Hace no mucho, en una colaboración titulada “Eufemismos”, hice alusión a la pesadez de las reuniones de juntas directivas o asambleas generales, esas que provocaron el hartazgo infinito de nuestro sabio amigo EL TINA, personaje del que prometo ocuparme en estas páginas. Características de las mismas son la impuntualidad, las repeticiones innecesarias –“te vuelvo a repetir”- , las discusiones bizantinas, la erótica del sillón, en suma, esa poltrona que cualquier jefecillo desea mantener sine die para conservar parcelitas de poder fáctico.
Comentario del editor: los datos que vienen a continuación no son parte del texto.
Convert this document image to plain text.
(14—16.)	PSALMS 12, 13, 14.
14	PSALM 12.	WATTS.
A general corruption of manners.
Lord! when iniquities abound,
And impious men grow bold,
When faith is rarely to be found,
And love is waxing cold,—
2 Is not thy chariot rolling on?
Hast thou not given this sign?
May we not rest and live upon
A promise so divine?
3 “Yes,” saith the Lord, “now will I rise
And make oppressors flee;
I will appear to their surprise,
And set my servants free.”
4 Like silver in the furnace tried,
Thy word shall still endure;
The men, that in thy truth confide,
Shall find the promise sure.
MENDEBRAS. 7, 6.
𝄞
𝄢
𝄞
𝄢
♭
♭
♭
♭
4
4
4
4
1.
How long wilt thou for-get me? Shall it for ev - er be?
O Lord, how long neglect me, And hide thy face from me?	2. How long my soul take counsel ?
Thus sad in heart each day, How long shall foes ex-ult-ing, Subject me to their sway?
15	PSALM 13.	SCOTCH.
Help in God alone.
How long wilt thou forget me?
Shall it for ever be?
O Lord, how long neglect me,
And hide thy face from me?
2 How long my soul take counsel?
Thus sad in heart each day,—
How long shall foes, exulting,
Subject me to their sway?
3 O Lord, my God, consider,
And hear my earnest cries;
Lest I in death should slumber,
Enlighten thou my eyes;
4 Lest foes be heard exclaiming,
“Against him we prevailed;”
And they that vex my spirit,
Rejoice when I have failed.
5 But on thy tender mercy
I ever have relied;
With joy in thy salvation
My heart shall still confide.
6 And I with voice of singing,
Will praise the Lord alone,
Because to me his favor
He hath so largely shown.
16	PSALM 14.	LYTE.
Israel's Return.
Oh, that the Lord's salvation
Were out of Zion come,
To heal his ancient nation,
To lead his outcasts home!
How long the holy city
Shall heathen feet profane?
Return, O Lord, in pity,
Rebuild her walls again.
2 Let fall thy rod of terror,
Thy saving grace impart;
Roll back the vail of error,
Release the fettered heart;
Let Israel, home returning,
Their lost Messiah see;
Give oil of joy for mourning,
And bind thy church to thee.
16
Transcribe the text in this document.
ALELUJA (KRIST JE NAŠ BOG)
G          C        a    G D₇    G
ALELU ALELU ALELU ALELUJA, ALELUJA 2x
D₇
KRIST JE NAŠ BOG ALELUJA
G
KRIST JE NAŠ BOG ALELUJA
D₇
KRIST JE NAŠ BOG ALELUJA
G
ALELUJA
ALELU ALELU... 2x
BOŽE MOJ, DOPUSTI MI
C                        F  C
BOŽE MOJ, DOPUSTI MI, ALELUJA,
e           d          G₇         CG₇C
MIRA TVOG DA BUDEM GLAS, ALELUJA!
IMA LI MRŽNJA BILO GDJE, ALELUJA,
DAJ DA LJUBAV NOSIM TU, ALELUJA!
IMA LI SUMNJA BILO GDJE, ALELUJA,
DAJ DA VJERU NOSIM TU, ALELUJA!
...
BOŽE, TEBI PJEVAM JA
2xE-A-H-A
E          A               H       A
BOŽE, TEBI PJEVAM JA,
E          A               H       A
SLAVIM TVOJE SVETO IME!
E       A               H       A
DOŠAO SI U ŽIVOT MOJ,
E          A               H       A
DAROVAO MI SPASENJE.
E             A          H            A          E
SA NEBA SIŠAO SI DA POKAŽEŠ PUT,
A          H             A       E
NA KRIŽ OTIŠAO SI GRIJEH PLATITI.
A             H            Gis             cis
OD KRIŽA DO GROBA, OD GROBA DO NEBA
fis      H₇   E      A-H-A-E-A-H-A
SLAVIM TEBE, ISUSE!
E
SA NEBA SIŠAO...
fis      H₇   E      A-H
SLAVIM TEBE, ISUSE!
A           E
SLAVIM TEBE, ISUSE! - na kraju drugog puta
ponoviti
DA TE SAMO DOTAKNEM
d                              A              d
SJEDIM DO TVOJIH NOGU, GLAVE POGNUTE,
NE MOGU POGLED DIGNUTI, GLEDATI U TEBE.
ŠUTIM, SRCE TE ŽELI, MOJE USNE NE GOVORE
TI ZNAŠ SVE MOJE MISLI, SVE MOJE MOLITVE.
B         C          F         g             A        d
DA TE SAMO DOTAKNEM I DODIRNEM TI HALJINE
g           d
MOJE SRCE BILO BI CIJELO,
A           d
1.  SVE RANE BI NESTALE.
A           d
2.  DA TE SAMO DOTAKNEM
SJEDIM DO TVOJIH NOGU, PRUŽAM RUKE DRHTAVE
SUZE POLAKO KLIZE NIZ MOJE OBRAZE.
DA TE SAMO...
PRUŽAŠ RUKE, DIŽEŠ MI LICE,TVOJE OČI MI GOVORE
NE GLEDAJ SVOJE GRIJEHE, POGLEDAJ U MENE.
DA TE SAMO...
“Te escribo esta carta tan larga, porque no he tenido tiempo de hacerla más corta…” –decía Pascal-. La brevedad, la justa medida del tiempo, parece haberse perdido, paradójicamente, en este alocado mundo de las prisas. Hay prisas por todo, excepto para charlas, conferencias y pregones. Suelen ser lentos y ceremoniosos. Ha llegado la hora del magno lucimiento personal e institucional. Empecemos por el presentador. Este señor o señora, no crean que va a ser menos que el conferenciante, ¡ni hablar! En lugar de ceñirse a cortos minutos de intervención, se introduce por los vericuetos de la retórica más absurda, ¡hay que darse a notar!, es decir, dar un pre-pregón del pregón, es preciso dejar boquiabiertos a los espectadores y anhelante al de la conferencia o lo que sea. Y claro, después de más de media hora de inútil preámbulo, coincidiendo con los primeros aplausos, se producen también los primeros e inquietantes movimientos en los asientos. Inquietud en la concurrencia. Por fin, ¡ahí va! El actor y protagonista no puede ser menos, cuando debe ser lo más de lo más. Pocos son este tipo de actos que no se acercan o sobrepasan las tres horas de duración.

Concluyo. A la pesadez retórica, futbolera, política; al rollazo de cualquier tipo, le es aplicable la frase genial, del no menos genial Albert Boadella: “Los nacionalismos son como los p.(esas olorosas ventosidades), solo les gustan a los que se los tiran”. Pues eso….

 

Autor: JOSÉ Mª DABRIO PÉREZ. Huelva, Andalucía, España.